Across the Tasman she is regarded as a significant figure in the development of Australian abstraction from the 1970s onward. Here she is something of an enigma, relatively unknown but scarcely emergent. She returned to New Zealand 18 months ago; since then she has exhibited Shifting Geometries at the Sarjeant Art Gallery, Meeting Lines at the Otago Polytechnic Foyer Gallery (with Margaret Roberts), and taken part in The Numbers Game: Creative connections between art and mathematics at the Adam Art Gallery and in Door to Door: selected artists explore the concepts and connotations of the door at the Fisher Gallery.

In Australia, she pursued an extraordinarily consistent approach to abstraction, painting in an exploratory but formalistic way throughout the periods of the dematerialisation of the object, feminist insistences upon explicit narrative and postmodern concerns with the languages of art. Throughout this, Coats insisted upon a close concern with the relationships between paint media and two-dimensional surfaces, the meeting of brush and canvas, the particularities of optical engagement, the structures of symmetry and the harmonics of colour. Feminist understandings of the presymbolic were explored through the delicate intricacies of her compositions and her practice's capacity to respond to changes in the contexts and conditions surrounding it. The internal objects of her imagery, grasped through their slow unfolding in comprehension, can be related to the idea of the transitional object as something that mediates world and understanding.

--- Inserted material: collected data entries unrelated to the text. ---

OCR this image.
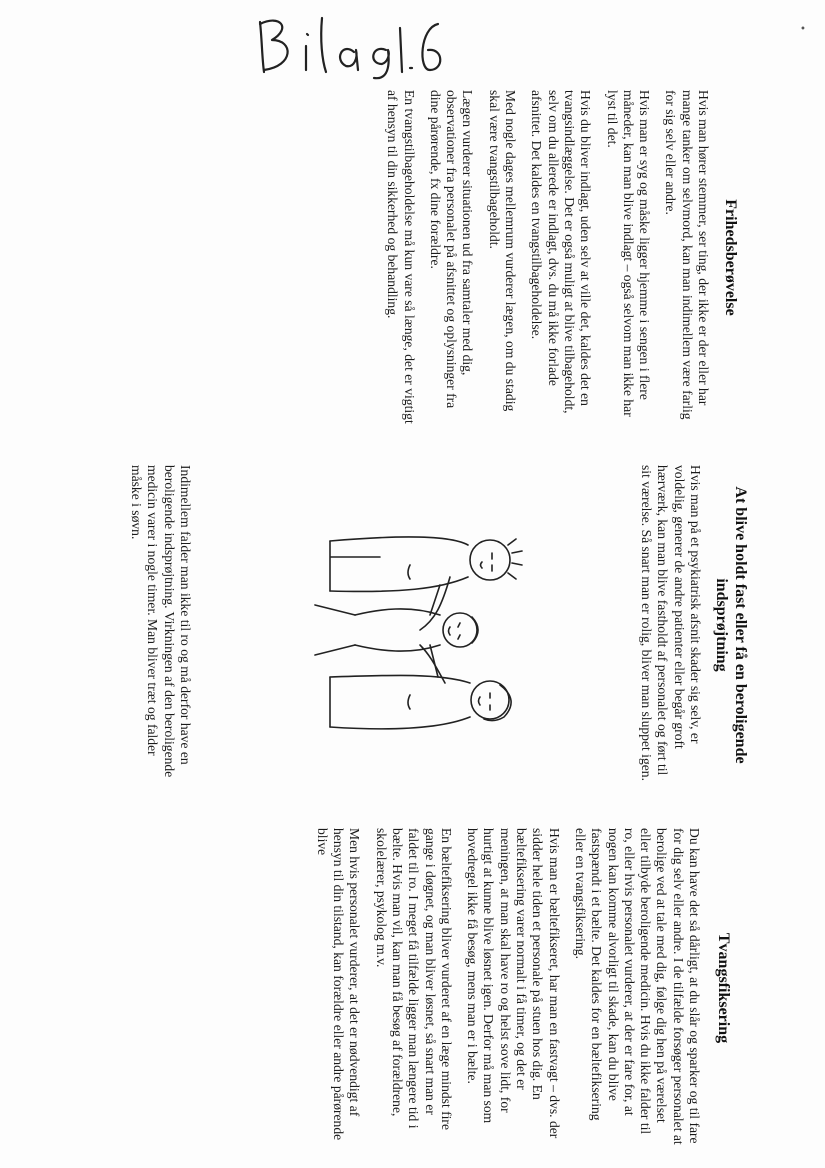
•
Frihedsberøvelse

Hvis man hører stemmer, ser ting, der ikke er der eller har mange tanker om selvmord, kan man indimellem være farlig for sig selv eller andre.

Hvis man er syg og måske ligger hjemme i sengen i flere måneder, kan man blive indlagt – også selvom man ikke har lyst til det.

Hvis du bliver indlagt, uden selv at ville det, kaldes det en tvangsindlæggelse. Det er også muligt at blive tilbageholdt, selv om du allerede er indlagt, dvs. du må ikke forlade afsnittet. Det kaldes en tvangstilbageholdelse.

Med nogle dages mellemrum vurderer lægen, om du stadig skal være tvangstilbageholdt.

Lægen vurderer situationen ud fra samtaler med dig, observationer fra personalet på afsnittet og oplysninger fra dine pårørende, fx dine forældre.

En tvangstilbageholdelse må kun vare så længe, det er vigtigt af hensyn til din sikkerhed og behandling.

At blive holdt fast eller få en beroligende indsprøjtning

Hvis man på et psykiatrisk afsnit skader sig selv, er voldelig, generer de andre patienter eller begår groft hærværk, kan man blive fastholdt af personalet og ført til sit værelse. Så snart man er rolig, bliver man sluppet igen.

Indimellem falder man ikke til ro og må derfor have en beroligende indsprøjtning. Virkningen af den beroligende medicin varer i nogle timer. Man bliver træt og falder måske i søvn.

Tvangsfiksering

Du kan have det så dårligt, at du slår og sparker og til fare for dig selv eller andre. I de tilfælde forsøger personalet at berolige ved at tale med dig, følge dig hen på værelset eller tilbyde beroligende medicin. Hvis du ikke falder til ro, eller hvis personalet vurderer, at der er fare for, at nogen kan komme alvorligt til skade, kan du blive fastspændt i et bælte. Det kaldes for en bæltefiksering eller en tvangsfiksering.

Hvis man er bæltefikseret, har man en fastvagt – dvs. der sidder hele tiden et personale på stuen hos dig. En bæltefiksering varer normalt i få timer, og det er meningen, at man skal have ro og helst sove lidt, for hurtigt at kunne blive løsnet igen. Derfor må man som hovedregel ikke få besøg, mens man er i bælte.

En bæltefiksering bliver vurderet af en læge mindst fire gange i døgnet, og man bliver løsnet, så snart man er faldet til ro. I meget få tilfælde ligger man længere tid i bælte. Hvis man vil, kan man få besøg af forældrene, skolelærer, psykolog m.v.

Men hvis personalet vurderer, at det er nødvendigt af hensyn til din tilstand, kan forældre eller andre pårørende blive
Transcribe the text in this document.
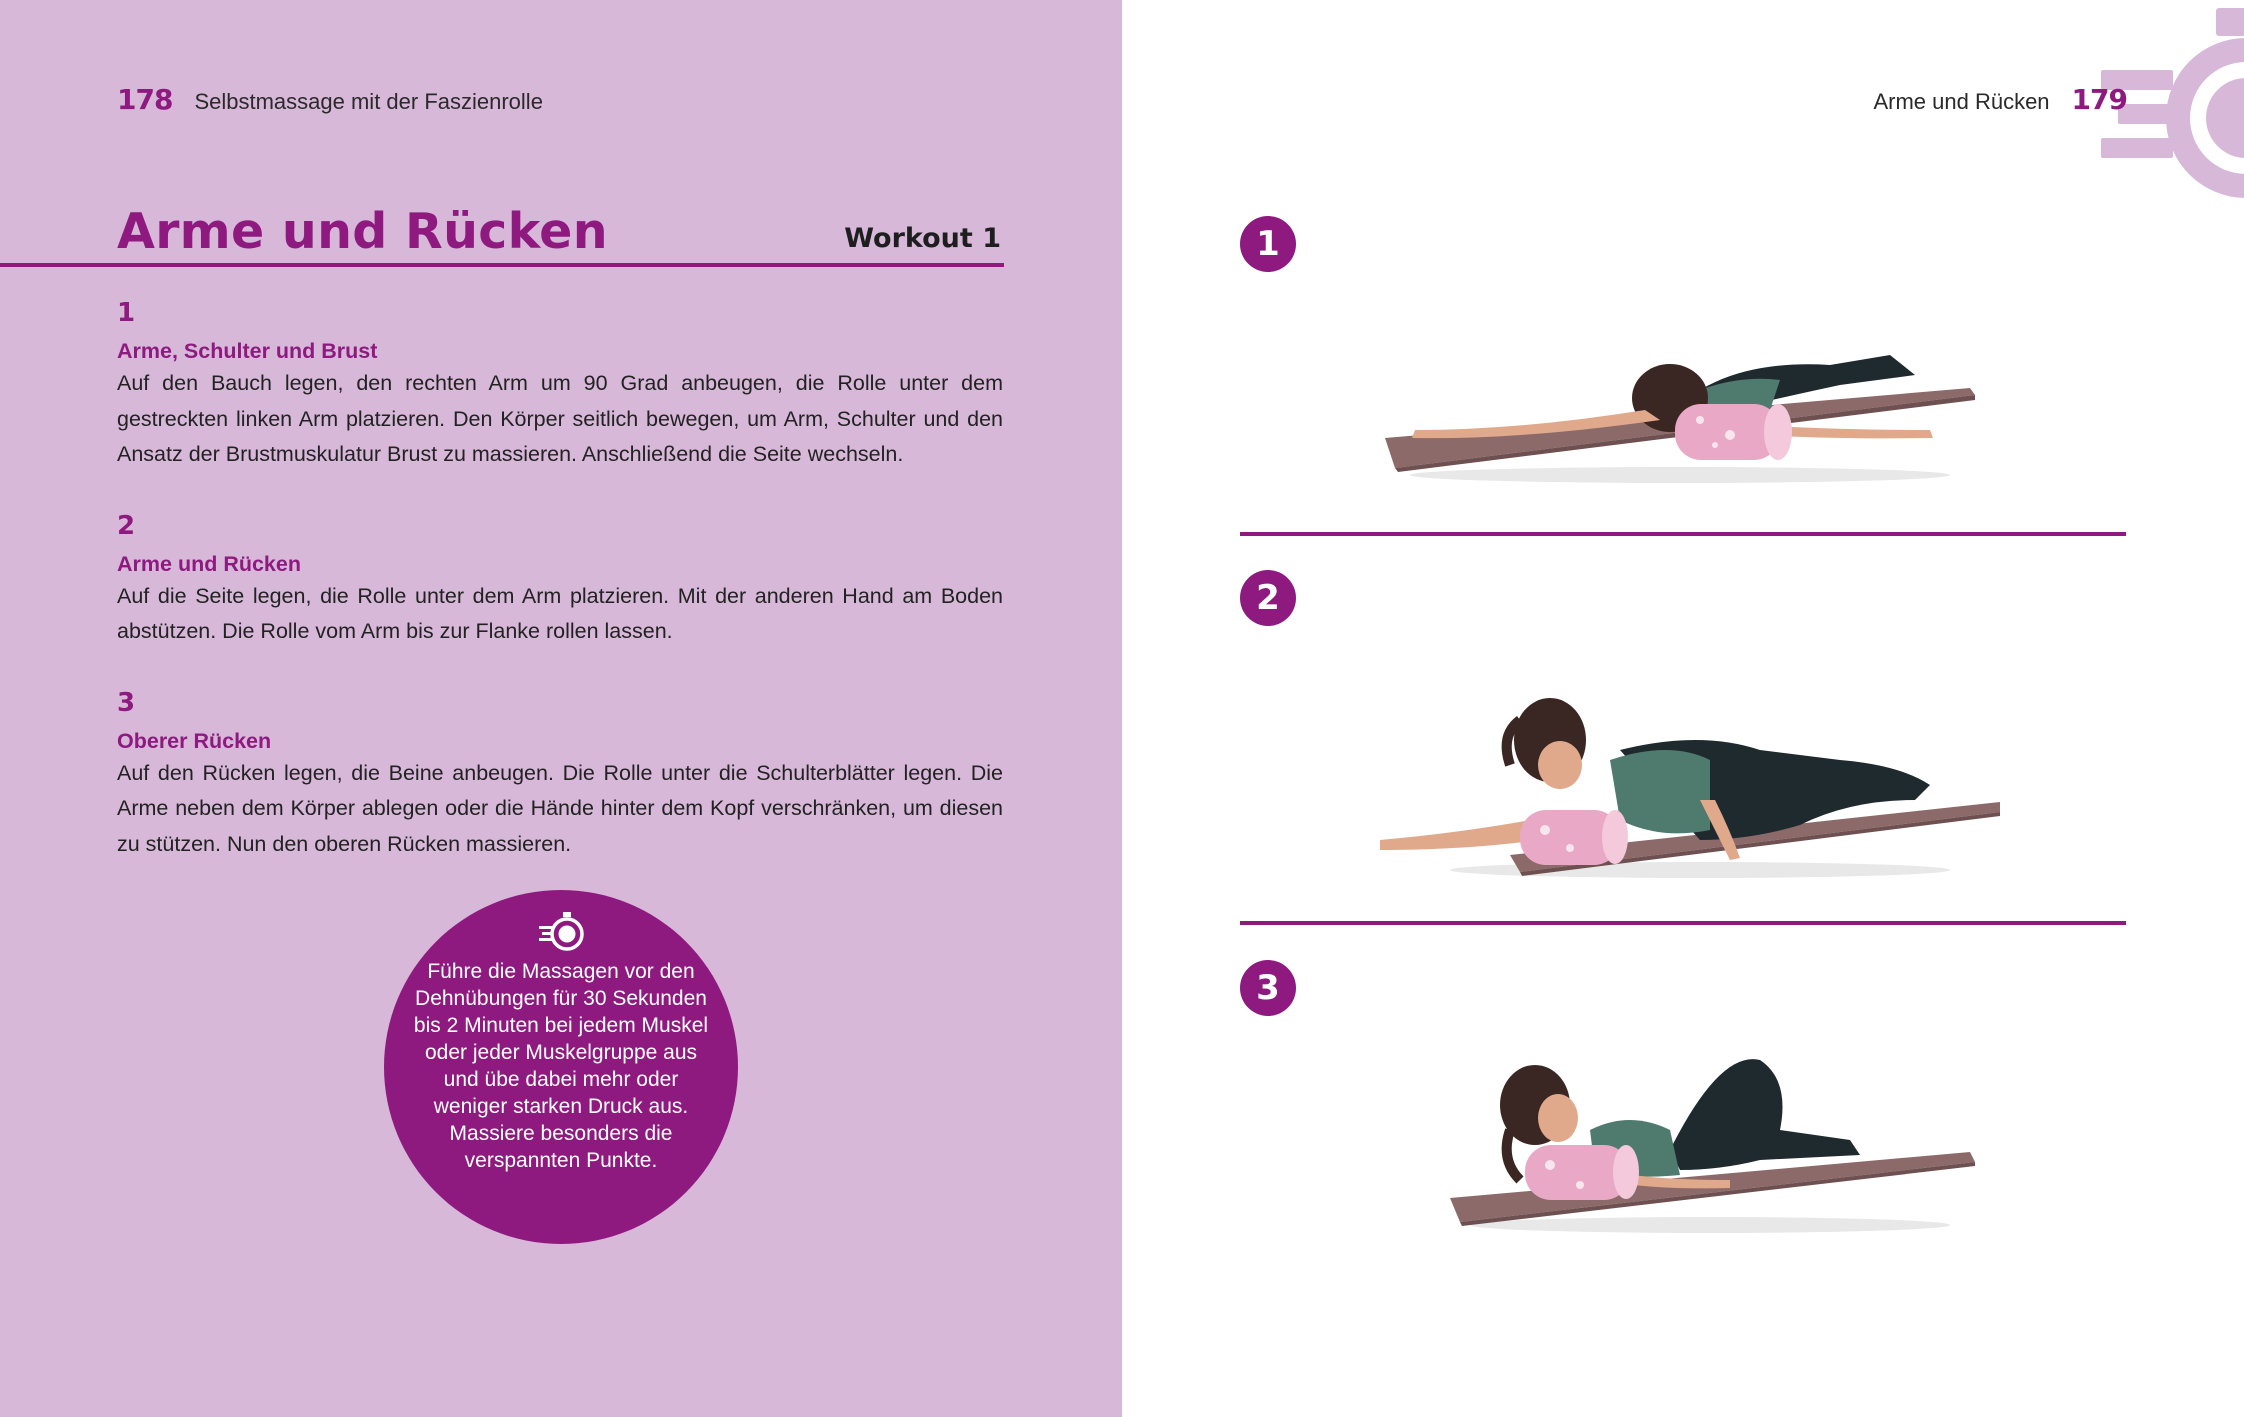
178 Selbstmassage mit der Faszienrolle
Arme und Rücken	Workout 1
1
Arme, Schulter und Brust
Auf den Bauch legen, den rechten Arm um 90 Grad anbeugen, die Rolle unter dem gestreckten linken Arm platzieren. Den Körper seitlich bewegen, um Arm, Schulter und den Ansatz der Brustmuskulatur Brust zu massieren. Anschließend die Seite wechseln.
2
Arme und Rücken
Auf die Seite legen, die Rolle unter dem Arm platzieren. Mit der anderen Hand am Boden abstützen. Die Rolle vom Arm bis zur Flanke rollen lassen.
3
Oberer Rücken
Auf den Rücken legen, die Beine anbeugen. Die Rolle unter die Schulterblätter legen. Die Arme neben dem Körper ablegen oder die Hände hinter dem Kopf verschränken, um diesen zu stützen. Nun den oberen Rücken massieren.
Führe die Massagen vor den Dehnübungen für 30 Sekunden bis 2 Minuten bei jedem Muskel oder jeder Muskelgruppe aus und übe dabei mehr oder weniger starken Druck aus. Massiere besonders die verspannten Punkte.
Arme und Rücken 179
1
2
3
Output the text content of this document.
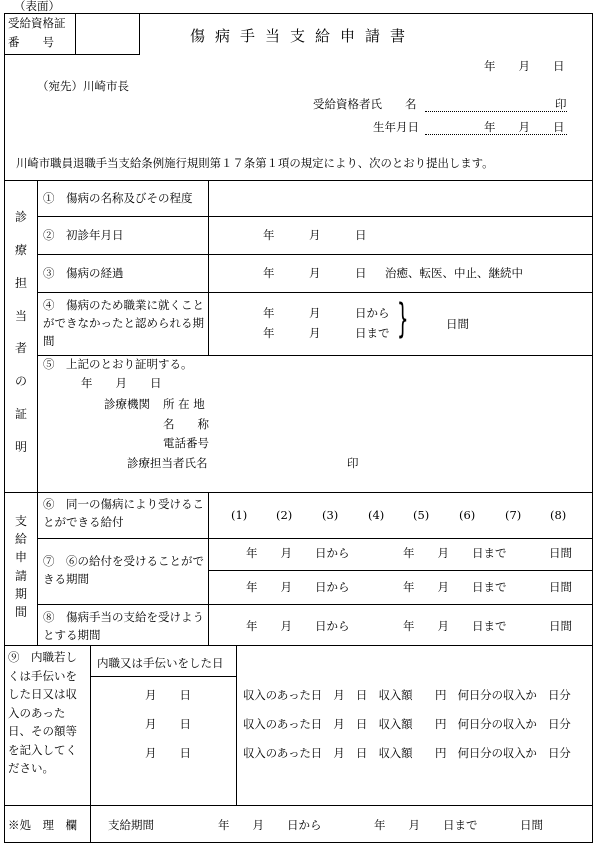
（表面）
受給資格証
番　　号	傷病手当支給申請書
年　　月　　日
（宛先）川崎市長
受給資格者氏　　名	印
生年月日	年　　月　　日
川崎市職員退職手当支給条例施行規則第１７条第１項の規定により、次のとおり提出します。
診
療
担
当
者
の
証
明
①　傷病の名称及びその程度
②　初診年月日	年　　　月　　　日
③　傷病の経過	年　　　月　　　日 治癒、転医、中止、継続中
④　傷病のため職業に就くことができなかったと認められる期間
年　　　月　　　日から
年　　　月　　　日まで }	日間
⑤　上記のとおり証明する。
年　　月　　日
診療機関 所 在 地
名　　称
電話番号
診療担当者氏名	印
支
給
申
請
期
間
⑥　同一の傷病により受けることができる給付	(1) (2)	(3)	(4) (5)	(6)	(7) (8)
⑦　⑥の給付を受けることができる期間
年　　月　　日から	年　　月　　日まで	日間
年　　月　　日から	年　　月　　日まで	日間
⑧　傷病手当の支給を受けようとする期間
年　　月　　日から	年　　月　　日まで	日間
⑨　内職若しくは手伝いをした日又は収入のあった日、その額等を記入してください。
内職又は手伝いをした日
月　　日	収入のあった日　月　日　収入額　　円　何日分の収入か　日分
月　　日	収入のあった日　月　日　収入額　　円　何日分の収入か　日分
月　　日	収入のあった日　月　日　収入額　　円　何日分の収入か　日分
※処　理　欄	支給期間	年　　月　　日から	年　　月　　日まで	日間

During residencies in Tokyo and Beijing, Coats explored Asian understandings of chance and contingency in the making of art. Relatively schematic compositional strategies are used to engage and demonstrate the operations of specific aspects of media, location and the artist's mark on the particular day. Grids, networks and surface structures contain the indexical traces of local conditions relating to the artist and her environments.

Theories around object relations, when applied to art, tend to suggest that the art object operates metaphorically; it may be imbued with meaning, but its 'real'-ness functions as a signifier within broader meaning systems. Asian art, tantric art, art concerned with deixis as much as with representation, has always made other claims. Reading the work through the sequence of its making, for instance, engages the reader of the work more precisely with the actions of the maker, adding a specifically mimetic element to the situation. Coats's practice works in two directions, both containing the moment and investigating how the perceived object itself may tune perception through the sequential unravelling of the image's construction.

Coats contends that visual experience is in itself explicitly linked to cognitive experience. At a primary level we know this is so. At a cultural level such ideas seem excessive: the artwork operates within a system of understanding, and of itself is important, but does it have the agency such an interest would claim for it? What is a sustained contemplation of these works supposed to do?